Front Line Focus: Think yourself better?

With the recent publication of Rhonda Byrne’s The Secret it seems that the power of positive thinking has gone mainstream. Like attracts like is the mantra by which to live our lives. Therefore, negative thinking can provide the right environment for ill-health to prosper. One of the main tenets of cognitive behaviour therapy is to challenge cycles of negative thought that informs the behaviour of many people in the mental health system. No more so than in residential care.

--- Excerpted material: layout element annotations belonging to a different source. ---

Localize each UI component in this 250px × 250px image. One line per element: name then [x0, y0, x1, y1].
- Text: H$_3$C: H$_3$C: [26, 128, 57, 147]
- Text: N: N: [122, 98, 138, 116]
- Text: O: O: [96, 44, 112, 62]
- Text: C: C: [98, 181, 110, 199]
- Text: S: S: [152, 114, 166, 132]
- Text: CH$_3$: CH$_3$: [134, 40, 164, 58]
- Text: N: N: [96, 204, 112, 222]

A person’s negativity comes from feelings of unworthiness. As a child we may learn that we receive more attention from doing something bad than from doing something good. Even if it is a slap round the head any attention is better than none. To a child, being ignored can equal abandonment. If the times we’re called “bad” outweigh the times we’re called “wonderful” slowly we start to believe that perhaps we really are bad. The Christian doctrine of “original sin” supports the notion that humankind is inherently sinful. Political solutions to the problems of human nature pose a dichotomy. Conservative thought emphasises discipline in order to restrain our wickedness while liberalism promotes the freedom of humankind in order to release our inherent goodness.

Many mental health service users have not only had punishment and abuse as a basis of their upbringing but also abandonment, either total and literal or being secluded for hours on end in a locked shed or room. In residential care we constantly have to gently challenge people’s feelings of unworthiness and hopelessness. The existential fear that arises is visceral and horribly infectious.

Yet sometimes there is a twist – the comfort of the familiar. If negative thoughts and behaviour is a person’s modus operandi, the fear of changing a life and mode of being is sometimes greater than the fear of staying with what they are accustomed. Added to which residential care can be a welcome sanctuary from the perceived iniquities of society. To the dismay of residential care workers this may be viewed purely as a fear of becoming well. However, this is a gross simplification of the complexity of feelings and beliefs that underlie their assumed entrenchment.

Thanks to the drug companies, many have bought into the idea that emotional distress is simply a chemical malfunction. But this detracts from the idea of people retaking control of their lives. But where’s the money in that?